Смятение героини передано Тургеневым в первом абзаце в основном через подробности внешнего поведения. Это очень тонкий прием, указывающий именно на то, что Одинцова не может полностью осознать свое состояние, что она неспокойна. Мысли героини, о которых мы узнаем из этого отрывка, – это лишь часть ее внутреннего состояния, и не в мыслях тут основной интерес, а в том ощущении душевной смуты, когда человек сам не знает, чего хочет, когда нет внутренней ясности и поток психологических состояний протекает почти бесконтрольно.

Второй абзац начинается с неожиданного «Или?», которое должно было бы стать началом внутреннего монолога. Но внутреннего монолога нет, потому что все, что стоит за этим «Или?», для самой Одинцовой не осознано, в логической мысли не воплощено. Это эмоциональный порыв, неожиданная для самой героини возможность решения, и внешнее поведение характерно именно для этого состояния: «и остановилась, и тряхнула кудрями...» Это жесты человека, принявшего какое-то внезапное, может быть, отчаянное, решение, но все же решившего не до конца, лишь на эмоциональном уровне. Решение перейдет в действие, если размышление подтвердит верность эмоций. С Одинцовой, как мы увидим дальше, этого не произойдет; пока она живет в том состоянии невысказанного эмоционального полурешения, ей хочется броситься за ту черту, к которой она подошла, и в то же время она этого боится, ее и манит и пугает возможность круто переменить свою жизнь. И все это не до конца осознанно. Двуплановость внутреннего мира Одинцовой в этот момент выражена Тургеневым не с помощью передачи мыслей, а иными средствами: оборванным в самом начале внутренним монологом, последней фразой абзаца: отражение в зеркале говорило «ей в этот миг что-то такое, от чего она сама смутилась...»

Вот и проясняется это незаконченное «Или?»: «или ответить на любовь Базарова, рискнуть соединить свою жизнь с этим человеком, который и притягивает ее и пугает?» Только у Тургенева все это выражено не в той форме ясного и логически оформленного вопроса самой себе, которую мы сейчас воссоздали, реконструировали, а иначе. Художественный эффект здесь тот, что сквозь приметы внешнего поведения, неясность мыслей, неосознанность чувств в отрывке передано не только рациональное содержание внутреннего мира, но и ощущение эмоциональной зыбкости, смятенного душевного состояния; воссоздан, воспроизведен внутренний мир в его нерасчленимой целостности, воспроизведено переживание, настроение. Обратим внимание еще и на то, как искусно пользуется Тургенев таким простым приемом, как многоточие: многоточия обрывают мысль героини именно там, где кончается осознанное и начинается то, что и для самой героини – затаенное, то, в чем даже признаться себе страшно.
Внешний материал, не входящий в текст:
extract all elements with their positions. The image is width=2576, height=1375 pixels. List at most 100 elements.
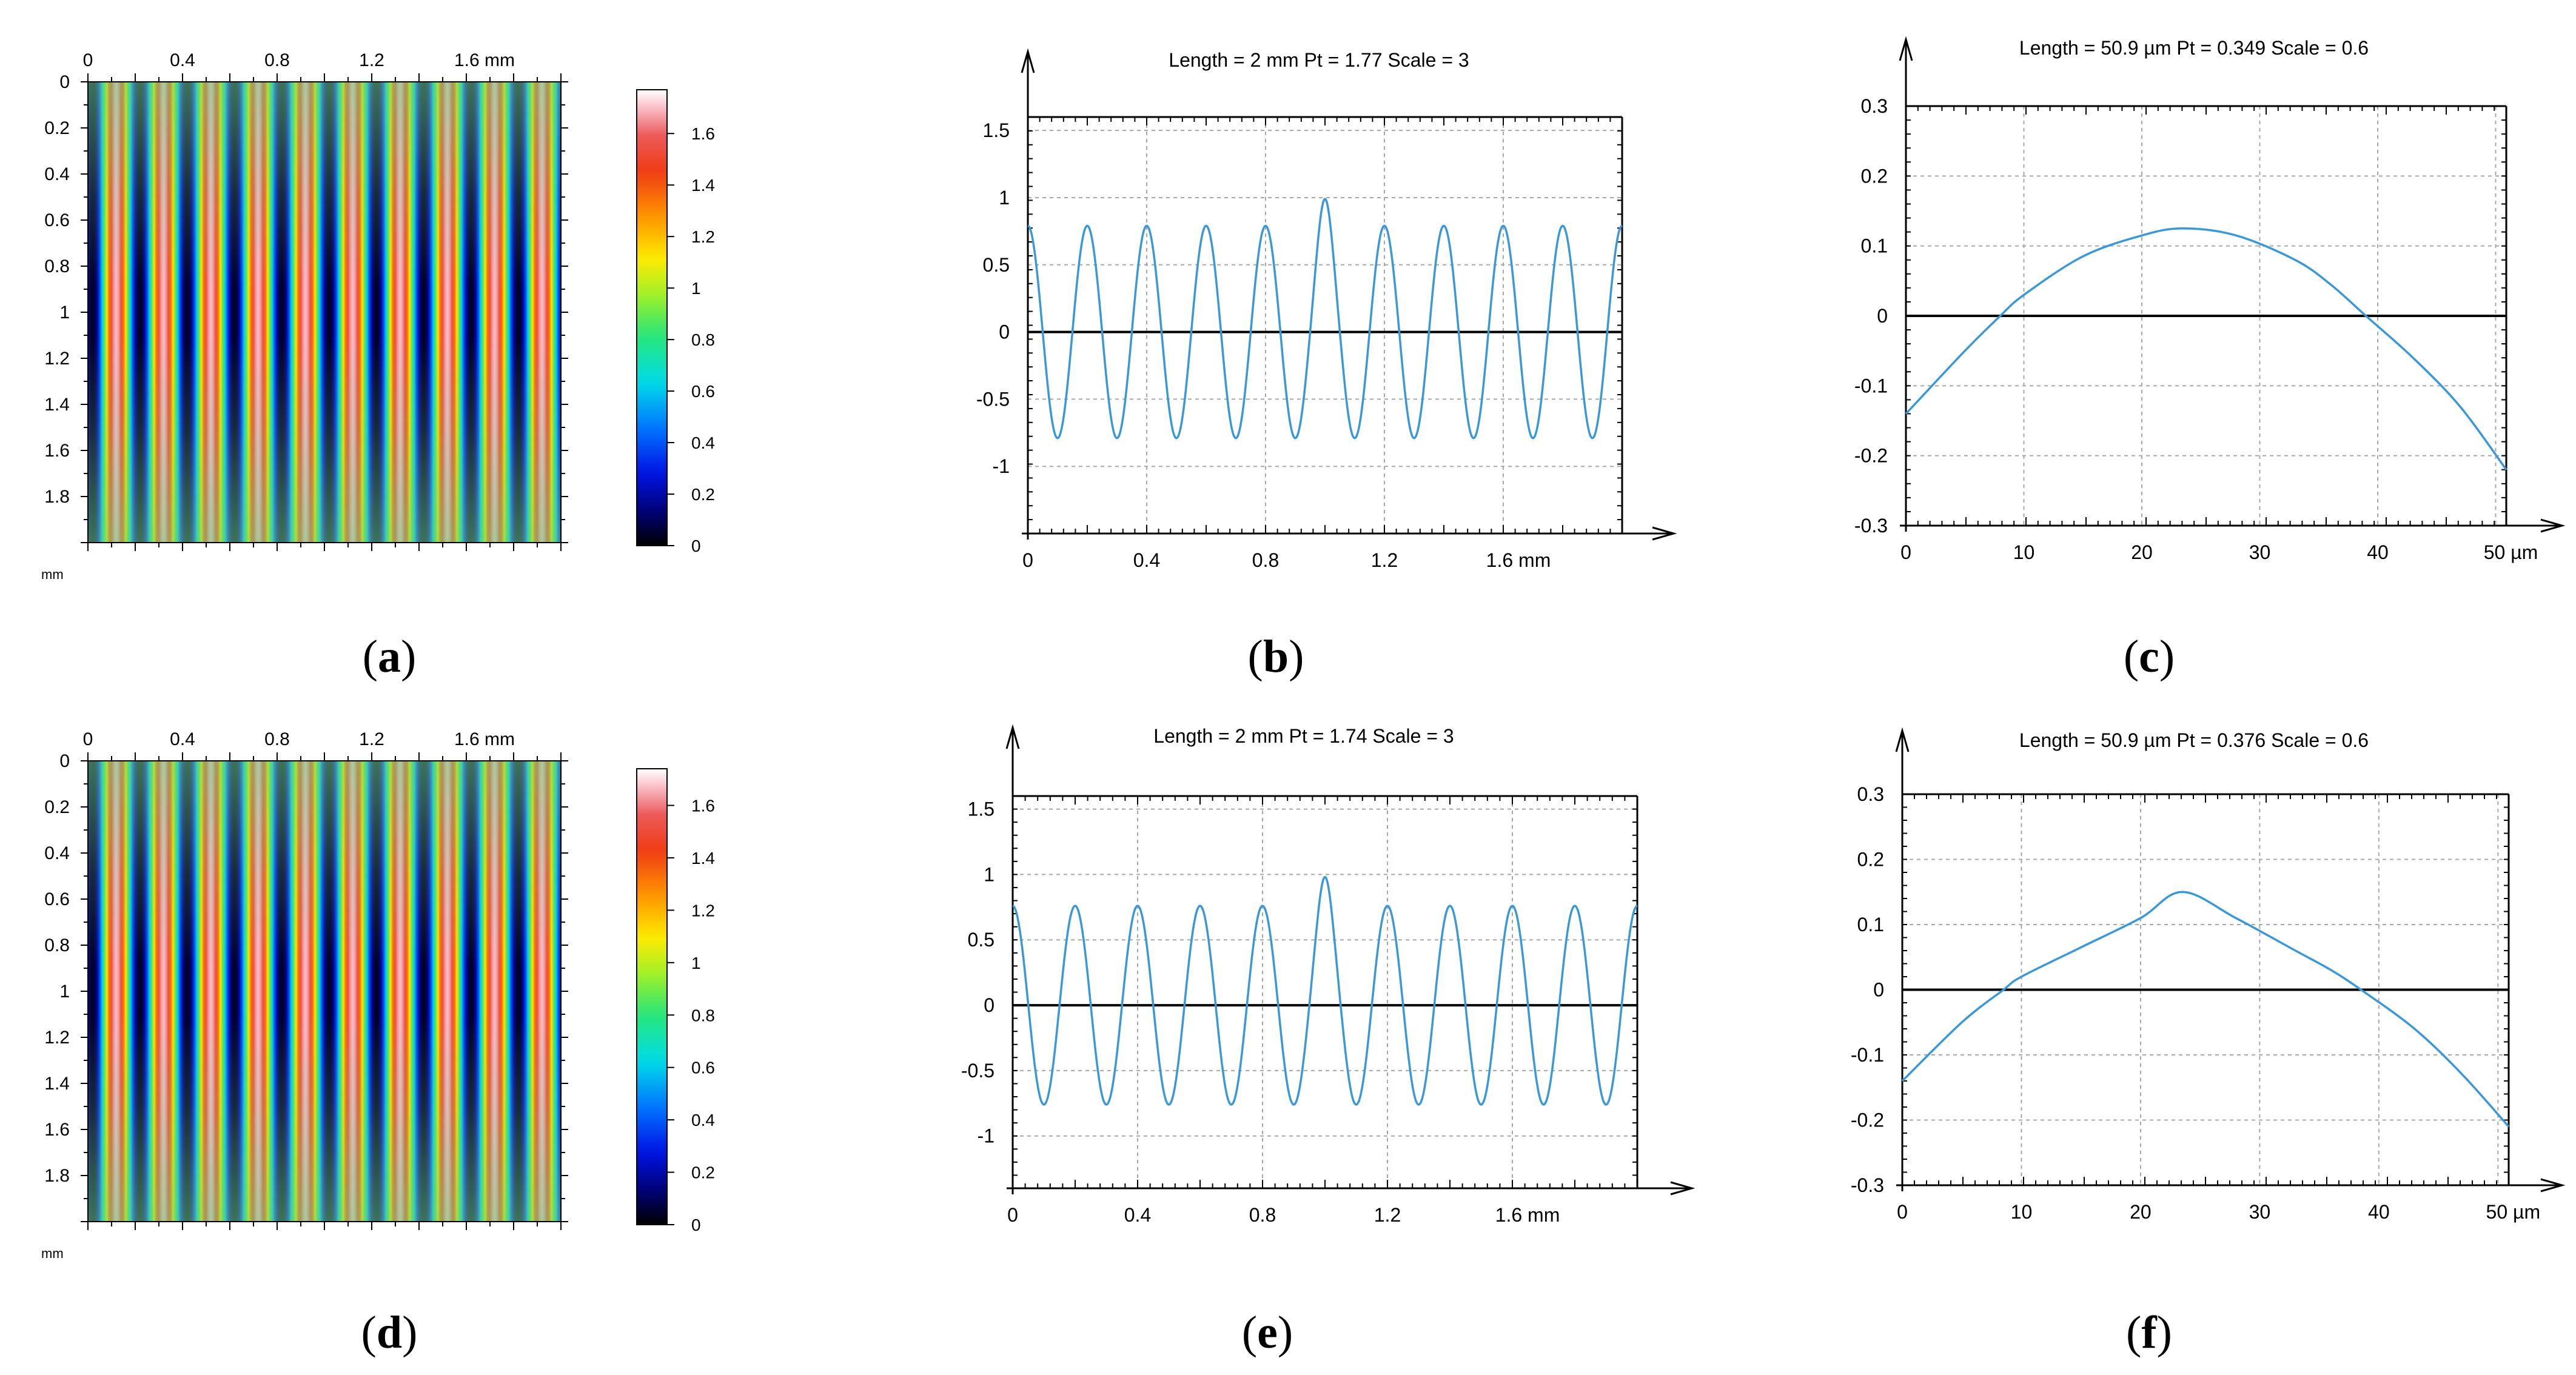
minor-ticks <box>1027 116 1623 534</box>
y-tick-label: 1.2 <box>44 1028 70 1048</box>
line-chart-panel-c: Length = 50.9 µm Pt = 0.349 Scale = 0.6 0… <box>0 0 2576 606</box>
x-tick-label: 0 <box>1897 1201 1908 1223</box>
heatmap-panel-d: 0 0.4 0.8 1.2 1.6 mm 0 0.2 0.4 0.6 0.8 1 1.2 1.4 1.6 1… <box>0 0 788 1375</box>
grid <box>1013 796 1637 1188</box>
heatmap-panel-a: 0 0.4 0.8 1.2 1.6 mm 0 0.2 0.4 0.6 0.8 1 1.2 1.4 1.6 1… <box>0 0 788 606</box>
x-tick-label: 1.6 mm <box>1495 1204 1560 1226</box>
y-tick-label: -0.5 <box>961 1060 995 1082</box>
y-tick-label: 1.2 <box>44 349 70 369</box>
y-tick-label: 0.2 <box>1857 849 1884 871</box>
heatmap-ticks <box>81 73 568 551</box>
series-line-profile <box>1012 875 1638 1106</box>
x-tick-label: 0.8 <box>264 50 290 70</box>
colorbar-tick-label: 1.2 <box>691 901 715 920</box>
minor-ticks <box>1905 105 2507 526</box>
x-tick-label: 30 <box>2249 541 2271 563</box>
heatmap-fade <box>88 82 561 543</box>
y-tick-label: 1.5 <box>968 798 995 820</box>
colorbar-tick-label: 1.4 <box>691 176 715 195</box>
y-tick-label: 0 <box>984 994 995 1016</box>
x-tick-label: 1.2 <box>359 50 384 70</box>
y-tick-label: -0.1 <box>1854 375 1888 396</box>
series-line-profile <box>1901 891 2510 1128</box>
y-unit-label: mm <box>41 567 64 582</box>
colorbar-tick-label: 0.6 <box>691 382 715 401</box>
x-tick-label: 0.4 <box>170 729 195 749</box>
chart-title: Length = 2 mm Pt = 1.77 Scale = 3 <box>1169 49 1469 71</box>
caption-e: (e) <box>1241 1307 1293 1358</box>
y-tick-label: 0.5 <box>983 254 1010 276</box>
y-tick-label: 0.2 <box>44 797 70 817</box>
x-axis-arrow <box>1652 526 1677 541</box>
y-tick-label: 0 <box>999 321 1010 343</box>
y-tick-label: 0.4 <box>44 164 70 184</box>
x-tick-label: 0.8 <box>1252 549 1279 571</box>
y-tick-label: 0.8 <box>44 935 70 955</box>
heatmap-d: 0 0.4 0.8 1.2 1.6 mm 0 0.2 0.4 0.6 0.8 1 1.2 1.4 1.6 1… <box>41 729 715 1261</box>
series-line-profile <box>1905 227 2507 470</box>
colorbar-tick-label: 0.6 <box>691 1059 715 1077</box>
x-tick-label: 1.2 <box>359 729 384 749</box>
y-tick-label: 0.2 <box>1861 165 1888 187</box>
x-tick-label: 1.2 <box>1371 549 1398 571</box>
colorbar-tick-label: 1.6 <box>691 124 715 143</box>
line-chart-b: Length = 2 mm Pt = 1.77 Scale = 3 0 0.4 0.8… <box>976 48 1677 571</box>
y-tick-label: 1.5 <box>983 119 1010 141</box>
line-chart-c: Length = 50.9 µm Pt = 0.349 Scale = 0.6 0… <box>1854 36 2566 563</box>
grid <box>1028 117 1622 534</box>
caption-b: (b) <box>1247 631 1304 682</box>
y-tick-label: 1.6 <box>44 441 70 461</box>
x-tick-label: 40 <box>2368 1201 2390 1223</box>
x-tick-label: 30 <box>2249 1201 2271 1223</box>
y-tick-label: 0 <box>59 72 70 92</box>
colorbar-tick-label: 0.8 <box>691 1006 715 1025</box>
colorbar-tick-label: 0.2 <box>691 1163 715 1182</box>
line-chart-panel-b: Length = 2 mm Pt = 1.77 Scale = 3 0 0.4 0.8… <box>0 0 2576 606</box>
series-line-profile <box>1027 198 1623 440</box>
x-tick-label: 0 <box>1022 549 1033 571</box>
y-tick-label: 0.3 <box>1861 95 1888 117</box>
y-tick-label: -0.3 <box>1854 515 1888 537</box>
y-tick-label: -0.3 <box>1851 1174 1884 1196</box>
x-tick-label: 50 µm <box>2486 1201 2541 1223</box>
y-tick-label: -0.5 <box>976 388 1010 410</box>
y-tick-label: 0 <box>1873 979 1884 1001</box>
y-unit-label: mm <box>41 1246 64 1261</box>
y-tick-label: 0.8 <box>44 256 70 276</box>
colorbar-tick-label: 0.4 <box>691 1111 715 1129</box>
y-tick-label: -1 <box>978 1125 995 1147</box>
colorbar-tick-label: 0.2 <box>691 485 715 504</box>
caption-c: (c) <box>2123 631 2175 682</box>
y-tick-label: 1 <box>984 863 995 885</box>
y-tick-label: 0.6 <box>44 889 70 909</box>
x-tick-label: 1.2 <box>1374 1204 1401 1226</box>
colorbar-tick-label: 1.2 <box>691 227 715 246</box>
y-tick-label: 1 <box>999 187 1010 209</box>
x-tick-label: 1.6 mm <box>1486 549 1551 571</box>
x-tick-label: 10 <box>2011 1201 2033 1223</box>
chart-title: Length = 50.9 µm Pt = 0.349 Scale = 0.6 <box>2019 37 2369 59</box>
x-tick-label: 0 <box>1007 1204 1018 1226</box>
y-tick-label: 0.2 <box>44 118 70 138</box>
y-tick-label: -0.1 <box>1851 1044 1884 1066</box>
x-tick-label: 40 <box>2367 541 2389 563</box>
x-tick-label: 0.4 <box>1133 549 1160 571</box>
y-tick-label: -0.2 <box>1851 1109 1884 1131</box>
y-tick-label: -0.2 <box>1854 445 1888 467</box>
colorbar-tick-label: 0.4 <box>691 433 715 452</box>
x-tick-label: 0.4 <box>170 50 195 70</box>
y-tick-label: 0.4 <box>44 843 70 863</box>
x-tick-label: 0.8 <box>264 729 290 749</box>
colorbar-tick-label: 0.8 <box>691 330 715 349</box>
x-tick-label: 1.6 mm <box>454 729 515 749</box>
y-tick-label: 0 <box>1877 305 1888 327</box>
y-tick-label: 0.6 <box>44 210 70 230</box>
x-tick-label: 0 <box>1900 541 1911 563</box>
y-tick-label: 1.8 <box>44 1166 70 1186</box>
x-axis-arrow <box>1670 1181 1696 1196</box>
y-tick-label: 1.8 <box>44 487 70 507</box>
Таково эмоциональное состояние героини. А в третьем абзаце это эмоциональное состояние уже прошло рациональный самоконтроль, Одинцова уже пережила необычное для себя состояние, успокоилась и снова способна здраво рассуждать. «Нет, – решила она наконец, – Бог знает, куда бы это повело, этим нельзя шутить, спокойствие все-таки лучше всего на свете». Решение принято, и в последнем абзаце нам дано уже не эмоциональное состояние, а только мысли: Одинцова полностью овладела собой, поставила смутные и противоречивые порывы и желания под контроль разума; короткий внутренний монолог построен почти по законам логического рассуждения. И здесь уже нет недоговоренностей, внезапных для самой героини ощущений, двуплановости, многоточий. Иное состояние – иные средства его воплощения.

При воссоздании сложных душевных движений Тургенев обращает особое внимание на противоречивые состояния внутреннего мира человека. Как уже говорилось, для Тургенева важно и интересно, каков человек в его глубинной идейно-нравственной сущности, каким проявляет он себя неосознанно. Противоречия между тем, каков человек на самом деле, и тем, каким он хочет себя видеть, постоянно фиксируются Тургеневым то в несоответствии эмоционального мира рациональному, то в неадекватном, нарочитом поведении, то в подавлении желаний.

Приведем несколько примеров противоречивости внутреннего состояния и душевных движений:

«Аркадия покоробило от цинизма Базарова, но – как это часто случается – он упрекнул своего приятеля не за то именно, что ему в нем не понравилось...»; «Он ощущал небольшую неловкость, ту неловкость, которая обыкновенно овладевает молодым человеком, когда он только что перестал быть ребенком и возвратился в место, где привыкли видеть и считать его ребенком. Он без нужды растягивал свою речь, избегал слова "папаша" и даже раз заменил его словом "отец", произнесенным, правда, сквозь зубы; с излишнею развязностью налил себе в стакан гораздо больше вина, чем самому хотелось»; «Между обоими молодыми людьми с некоторых пор установилось какое-то лжеразвязное подтрунивание, что всегда служит признаком тайного неудовольствия или невысказанных подозрений»; «Василий Иванович суетился больше, чем когда-либо: он видимо храбрился, громко говорил и стучал ногами, но лицо его осунулось, и взгляды постоянно скользили мимо сына».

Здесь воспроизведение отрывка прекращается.